Infine, valutate attentamente i vostri piani di navigazione: se affrontate navigazioni al di fuori del Mediterraneo, potreste aver bisogno di un modello con una camera di gonfiaggio più ampia (al di sopra dei “canonici” 150 N) dotato di sprayhood, perché con venti forti è più facile che l’acqua nebulizzi sul livello del mare, rendendo ardua la respirazione senza un’adeguata protezione. Non spaventatevi se la camera d’aria non ha forma regolare, ma presenta un lato più sviluppato dell’altro: non è un difetto di fabbricazione, ma agevola anzi il raddrizzamento con faccia al cielo in caso di caduta in mare in stato di incoscienza. Particolare importanza riveste la presenza o meno del cosciale, assente nei modelli più economici: potrete realizzarlo da soli cucendo una fettuccia nella parte posteriore del giubbotto e legandola al gancio per la safety-line con una gassa d’amante. Controllate che le cuciture delle cinghie siano di colore differente rispetto alle cinghie stesse, in modo da poter agilmente verificare il loro stato d’usura.

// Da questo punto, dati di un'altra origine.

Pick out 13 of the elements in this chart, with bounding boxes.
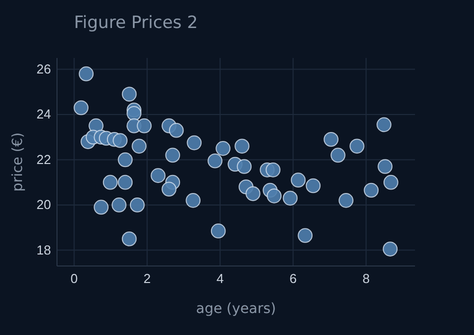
x-tick-label: 2 — [144, 271, 151, 286]
y-tick-label: 24 — [36, 106, 51, 122]
x-axis-title: age (years) — [196, 301, 276, 317]
x-tick-label: 4 — [216, 271, 224, 286]
y-tick-label: 22 — [36, 152, 51, 167]
y-tick-label: 18 — [36, 242, 51, 258]
y-tick-label: 26 — [36, 61, 51, 76]
y-axis-title: price (€) — [10, 132, 26, 192]
x-tick-label: 6 — [289, 271, 297, 286]
x-tick-label: 0 — [70, 271, 78, 286]
y-tick-label: 20 — [36, 197, 51, 212]
chart-title: Figure Prices 2 — [74, 13, 198, 33]
x-tick-label: 8 — [362, 271, 370, 286]
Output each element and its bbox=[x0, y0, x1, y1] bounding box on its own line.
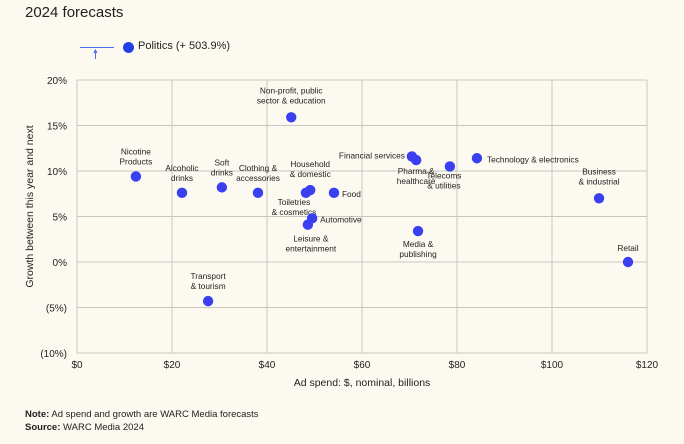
data-label-line: healthcare bbox=[397, 176, 436, 186]
x-tick-label: $80 bbox=[449, 360, 466, 371]
data-point bbox=[622, 256, 634, 268]
source-label: Source: bbox=[25, 422, 61, 433]
data-point bbox=[286, 112, 297, 123]
data-point-label: Food bbox=[342, 189, 361, 199]
x-tick-label: $0 bbox=[71, 360, 83, 371]
source-text: WARC Media 2024 bbox=[60, 422, 144, 433]
y-tick-label: 20% bbox=[47, 76, 67, 87]
data-label-line: Toiletries bbox=[278, 197, 311, 207]
data-point-label: Retail bbox=[617, 243, 638, 253]
y-tick-label: 15% bbox=[47, 122, 67, 133]
data-label-line: Pharma & bbox=[398, 166, 435, 176]
data-label-line: Soft bbox=[214, 157, 229, 167]
data-point bbox=[130, 171, 142, 182]
arrowhead-icon: ▲ bbox=[92, 48, 99, 55]
x-tick-label: $120 bbox=[636, 360, 659, 371]
data-point-label: Clothing & accessories bbox=[236, 163, 280, 183]
data-point-label: Media & publishing bbox=[399, 239, 437, 259]
x-tick-label: $40 bbox=[259, 360, 276, 371]
note-text: Ad spend and growth are WARC Media forec… bbox=[49, 409, 259, 420]
up-arrow-icon bbox=[95, 50, 96, 59]
data-label-line: Media & bbox=[403, 239, 434, 249]
data-label-line: Automotive bbox=[320, 214, 362, 224]
data-label-line: & utilities bbox=[427, 180, 460, 190]
data-point-label: Technology & electronics bbox=[487, 154, 579, 164]
data-point bbox=[444, 161, 456, 172]
y-tick-label: 5% bbox=[53, 213, 68, 224]
data-point bbox=[471, 153, 483, 164]
x-tick-label: $20 bbox=[164, 360, 181, 371]
data-point bbox=[302, 219, 314, 230]
data-label-line: & domestic bbox=[290, 169, 331, 179]
data-label-line: Telecoms bbox=[426, 170, 461, 180]
data-point bbox=[252, 187, 264, 199]
x-axis-label: Ad spend: $, nominal, billions bbox=[294, 377, 431, 389]
data-point-label: Nicotine Products bbox=[120, 146, 153, 166]
data-label-line: drinks bbox=[211, 167, 233, 177]
data-label-line: drinks bbox=[171, 173, 193, 183]
data-point-label: Pharma & healthcare bbox=[397, 166, 436, 186]
data-point bbox=[593, 193, 605, 204]
y-tick-label: (10%) bbox=[40, 349, 67, 360]
legend: ▲ Politics (+ 503.9%) bbox=[80, 40, 280, 64]
x-tick-label: $60 bbox=[354, 360, 371, 371]
data-point-label: Automotive bbox=[320, 214, 362, 224]
data-point-label: Toiletries & cosmetics bbox=[272, 197, 317, 217]
data-label-line: accessories bbox=[236, 173, 280, 183]
data-label-line: Alcoholic bbox=[165, 163, 198, 173]
footnote: Note: Ad spend and growth are WARC Media… bbox=[25, 409, 259, 420]
data-label-line: & industrial bbox=[579, 176, 620, 186]
data-point bbox=[410, 154, 422, 166]
legend-label: Politics (+ 503.9%) bbox=[138, 40, 231, 52]
data-point-label: Alcoholic drinks bbox=[165, 163, 198, 183]
y-axis-label: Growth between this year and next bbox=[24, 125, 36, 287]
y-tick-label: 0% bbox=[53, 258, 68, 269]
data-point-label: Business & industrial bbox=[579, 166, 620, 186]
note-label: Note: bbox=[25, 409, 50, 420]
legend-marker bbox=[123, 42, 134, 53]
y-tick-label: 10% bbox=[47, 167, 67, 178]
data-label-line: Food bbox=[342, 189, 361, 199]
data-label-line: entertainment bbox=[285, 244, 336, 254]
data-label-line: Business bbox=[582, 166, 616, 176]
data-point-label: Telecoms & utilities bbox=[426, 170, 461, 190]
data-label-line: & tourism bbox=[191, 281, 226, 291]
legend-reference-line bbox=[80, 47, 114, 48]
data-label-line: Non-profit, public bbox=[260, 85, 323, 95]
data-point bbox=[412, 225, 424, 237]
data-label-line: & cosmetics bbox=[272, 207, 317, 217]
data-point-label: Soft drinks bbox=[211, 157, 233, 177]
data-point bbox=[328, 187, 340, 199]
data-label-line: Products bbox=[120, 156, 153, 166]
data-label-line: Financial services bbox=[339, 150, 405, 160]
data-point bbox=[202, 295, 214, 307]
data-point-label: Non-profit, public sector & education bbox=[257, 85, 326, 105]
data-point-label: Transport & tourism bbox=[190, 271, 226, 291]
data-label-line: sector & education bbox=[257, 95, 326, 105]
data-point bbox=[305, 184, 316, 196]
data-label-line: publishing bbox=[399, 249, 437, 259]
source: Source: WARC Media 2024 bbox=[25, 422, 144, 433]
data-label-line: Retail bbox=[617, 243, 638, 253]
data-point bbox=[216, 182, 228, 193]
data-point-label: Financial services bbox=[339, 150, 405, 160]
data-label-line: Leisure & bbox=[293, 234, 329, 244]
data-label-line: Transport bbox=[190, 271, 226, 281]
data-label-line: Household bbox=[290, 159, 330, 169]
data-label-line: Nicotine bbox=[121, 146, 151, 156]
chart-title: 2024 forecasts bbox=[25, 4, 124, 21]
x-tick-label: $100 bbox=[541, 360, 564, 371]
data-point bbox=[176, 187, 188, 199]
data-point-label: Household & domestic bbox=[290, 159, 331, 179]
y-tick-label: (5%) bbox=[46, 304, 67, 315]
data-point-label: Leisure & entertainment bbox=[285, 234, 336, 254]
data-label-line: Technology & electronics bbox=[487, 154, 579, 164]
data-label-line: Clothing & bbox=[239, 163, 278, 173]
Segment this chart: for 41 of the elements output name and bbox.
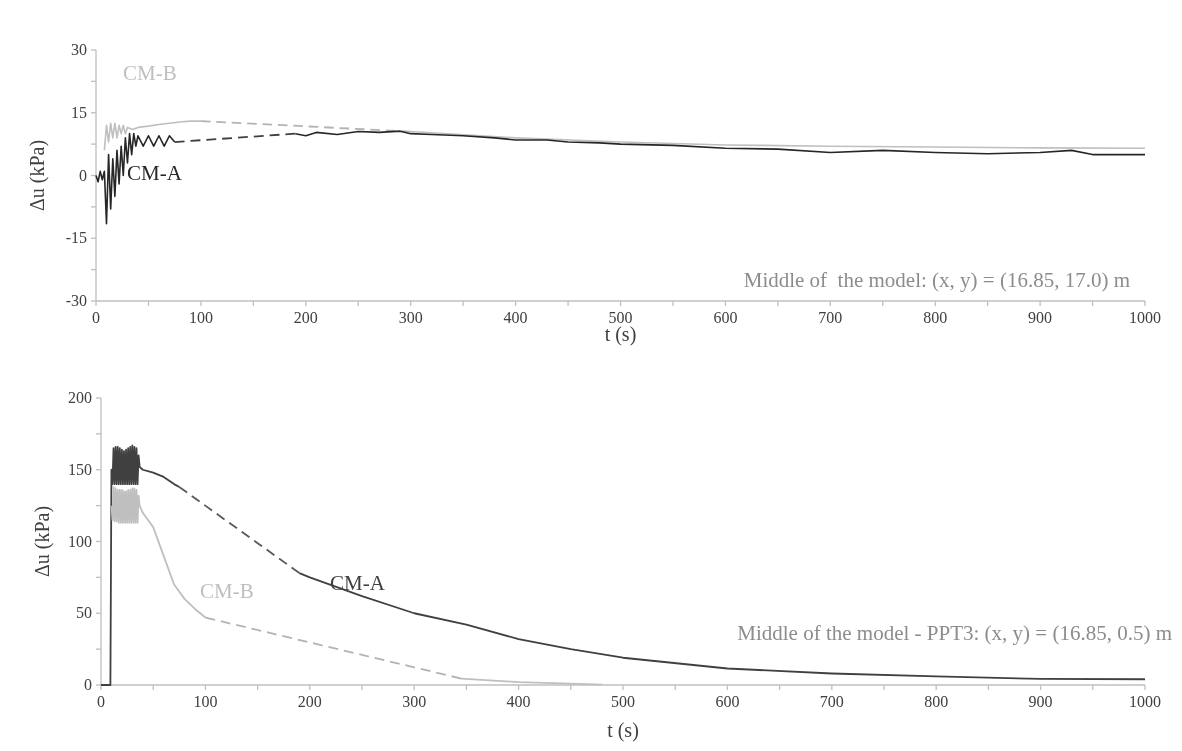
x-axis-title: t (s) [604,323,637,346]
y-axis-title: Δu (kPa) [31,505,54,578]
x-tick-label: 800 [924,693,949,710]
x-tick-label: 400 [506,693,531,710]
y-tick-label: 0 [79,166,87,184]
y-tick-label: 200 [68,389,92,406]
y-tick-label: 30 [71,41,87,58]
annotation: Middle of the model - PPT3: (x, y) = (16.85, 0.5) m [737,621,1172,645]
series-label: CM-A [127,161,183,185]
series-label: CM-A [330,571,386,595]
x-tick-label: 700 [818,309,843,326]
y-tick-label: 100 [68,532,92,550]
x-tick-label: 900 [1028,693,1053,710]
x-tick-label: 600 [713,309,738,326]
x-tick-label: 100 [193,693,218,710]
x-tick-label: 300 [398,309,423,326]
y-tick-label: -15 [65,229,87,247]
x-tick-label: 1000 [1129,309,1161,326]
y-axis-title: Δu (kPa) [26,139,49,212]
x-tick-label: 900 [1028,309,1053,326]
x-tick-label: 0 [97,693,105,710]
x-tick-label: 200 [293,309,318,326]
y-tick-label: 15 [71,103,87,121]
y-tick-label: 50 [76,604,92,622]
series-label: CM-B [123,61,177,85]
x-tick-label: 700 [819,693,844,710]
y-tick-label: 0 [84,676,92,693]
series-label: CM-B [200,579,254,603]
x-tick-label: 500 [611,693,635,710]
x-tick-label: 300 [402,693,427,710]
x-axis-title: t (s) [607,719,639,742]
x-tick-label: 1000 [1129,693,1161,710]
x-tick-label: 800 [923,309,948,326]
x-tick-label: 200 [297,693,322,710]
y-tick-label: -30 [65,292,87,309]
annotation: Middle of the model: (x, y) = (16.85, 17.0) m [743,268,1130,292]
x-tick-label: 100 [188,309,213,326]
x-tick-label: 500 [608,309,633,326]
x-tick-label: 400 [503,309,528,326]
x-tick-label: 600 [715,693,740,710]
y-tick-label: 150 [68,460,92,478]
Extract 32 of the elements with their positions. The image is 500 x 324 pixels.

CON PASTIGLIA O IDROSTATICO?
In commercio, se si tolgono i modelli a gonfiaggio manuale (simili a quelli che trovate sugli aerei), esistono due tipi di giubbotto autogonfiabile: con bomboletta e pastiglia al sale o idrostatici. I primi hanno al loro interno una pastiglia che si scioglie a contatto con l’acqua, fungendo da “detonatore” per la bomboletta, che in genere viene attivata dopo un paio di secondi. Molto efficaci, sono sensibili all’umidità per cui necessitano di una particolare manutenzione: in inverno toglieteli da bordo, estraete bomboletta e pastiglia e sciacquateli con acqua dolce. Se volete potete lasciarli in barca, ma solo se disarmati. I giubbotti di tipo idrostatico sono dotati di una speciale fessura tarata per aprirsi a una profondità prestabilita (non più di 30 centimetri). Hanno il vantaggio di non gonfiarsi anche se venite investiti da secchiate d’acqua ma la loro manutenzione è difficile (vi conviene affidarla a manodopera specializzata) e i costi sono più elevati.
MANUTENZIONE
Alla fine di ogni stagione è bene che operiate un controllo sull’autogonfiabile: aprite il giubbotto agendo sulla chiusura a strappi o sul velcro, estraete la bomboletta e la pastiglia salina all’interno e gonfiate manualmente la camera d’aria. Fatelo utilizzando un gonfiatore (andranno benissimo quelli a “cupola” da campeggio) e non a bocca, perché il vostro fiato contiene umidità che potrebbe rovinare la gomma. Una volta gonfiato, appoggiatelo su un bancone e assicuratevi che rimanga perfettamente gonfio per almeno 12 ore. Se perde volume durante questo lasso di tempo, spalmatelo di sapone per controllare che lo sgonfiamento sia causato effettivamente da una perdita (e non da una variazione di temperatura dell’aria): così fosse, non procedete a una riparazione bensì sostituite l’intera camera d’aria.